Israel has declined to comment, but a US source familiar with the situation has described the operation as a strike.

Sky News' military analyst Michael Clarke says Isfahan, which is home to both a military base and nuclear site, "would make sense" as a target because it is an "important" area, used by Iran as a nuclear research site.

"The fact that Isfahan is one of the cities that does quite a lot of nuclear work is also symbolically quite important, I think, if the Israelis are indicating that they're not frightened to go after these sites," he said.

Iranian state media television said the nuclear facilities near the city were "fully safe".

The UN's nuclear watchdog, the International Atomic Energy Agency, also said there was no damage but that it was monitoring the situation "very closely" and called for "extreme restraint".

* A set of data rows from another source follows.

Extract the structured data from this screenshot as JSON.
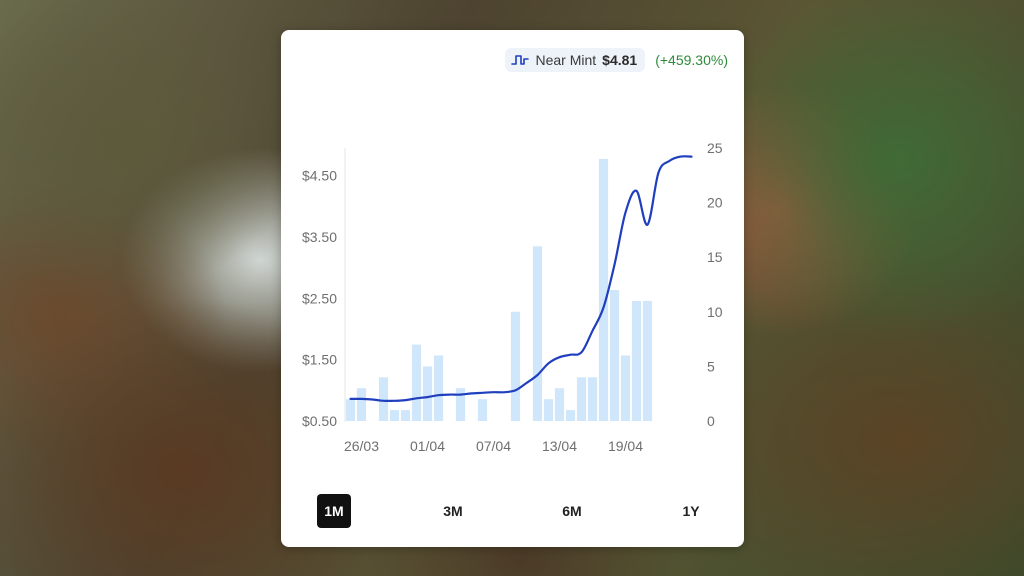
{
  "legend": {
    "name": "Near Mint",
    "price": "$4.81",
    "change": "(+459.30%)",
    "icon": "step-line-icon",
    "line_color": "#1f3fbf",
    "change_color": "#2e8b3a"
  },
  "ranges": [
    {
      "label": "1M",
      "active": true
    },
    {
      "label": "3M",
      "active": false
    },
    {
      "label": "6M",
      "active": false
    },
    {
      "label": "1Y",
      "active": false
    }
  ],
  "chart_data": {
    "type": "line",
    "title": "",
    "xlabel": "",
    "ylabel": "",
    "x_ticks": [
      "26/03",
      "01/04",
      "07/04",
      "13/04",
      "19/04"
    ],
    "y_left_ticks": [
      "$0.50",
      "$1.50",
      "$2.50",
      "$3.50",
      "$4.50"
    ],
    "y_left_lim": [
      0.5,
      4.95
    ],
    "y_right_ticks": [
      "0",
      "5",
      "10",
      "15",
      "20",
      "25"
    ],
    "y_right_lim": [
      0,
      25
    ],
    "grid": false,
    "legend_position": "top-right",
    "x_days": [
      "25/03",
      "26/03",
      "27/03",
      "28/03",
      "29/03",
      "30/03",
      "31/03",
      "01/04",
      "02/04",
      "03/04",
      "04/04",
      "05/04",
      "06/04",
      "07/04",
      "08/04",
      "09/04",
      "10/04",
      "11/04",
      "12/04",
      "13/04",
      "14/04",
      "15/04",
      "16/04",
      "17/04",
      "18/04",
      "19/04",
      "20/04",
      "21/04",
      "22/04",
      "23/04",
      "24/04",
      "25/04"
    ],
    "series": [
      {
        "type": "line",
        "axis": "left",
        "color": "#1f3fbf",
        "values": [
          0.86,
          0.86,
          0.85,
          0.83,
          0.83,
          0.84,
          0.87,
          0.89,
          0.92,
          0.93,
          0.93,
          0.95,
          0.96,
          0.97,
          0.97,
          1.0,
          1.12,
          1.25,
          1.44,
          1.54,
          1.58,
          1.62,
          1.97,
          2.35,
          3.05,
          3.9,
          4.25,
          3.7,
          4.55,
          4.74,
          4.81,
          4.81
        ]
      },
      {
        "type": "bar",
        "axis": "right",
        "color": "#cfe6fb",
        "values": [
          2,
          3,
          0,
          4,
          1,
          1,
          7,
          5,
          6,
          0,
          3,
          0,
          2,
          0,
          0,
          10,
          0,
          16,
          2,
          3,
          1,
          4,
          4,
          24,
          12,
          6,
          11,
          11,
          0,
          0,
          0,
          0
        ]
      }
    ]
  }
}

A senior Iranian official has told Reuters the country has no plans to immediately retaliate.

Also this week: US vetos Palestinian bid for full UN membership

On Thursday, the US blocked a Palestinian bid to be recognised as a full member state at the United Nations.

Twelve of the 15-member Security Council were in favour, but the US vetoed the motion, saying that while it still strongly supported a two-state solution, its vote was "acknowledgment that it will only come from direct negotiations between the parties". Britain and Switzerland abstained.

America's UN envoy Robert Wood cited Hamas's continued control over Gaza as a key factor in blocking the motion.

The Palestinian Authority, based in the West Bank, is currently a non-member observer state at the UN - a position granted in 2012.

Its bid for full membership must be passed by the Security Council and at least two-thirds of the General Assembly.

Palestinians want a state in the West Bank, east Jerusalem and Gaza Strip; all territory taken by Israel in 1967.

The UN has long advocated for a plan that would see a Palestinian state with secure and agreed borders created next to Israel.

Many see it as the best chance to end the decades of violence that preceded the current Israel-Hamas war.

However, hardliners in Israel's right-wing government reject the idea of a Palestinian state.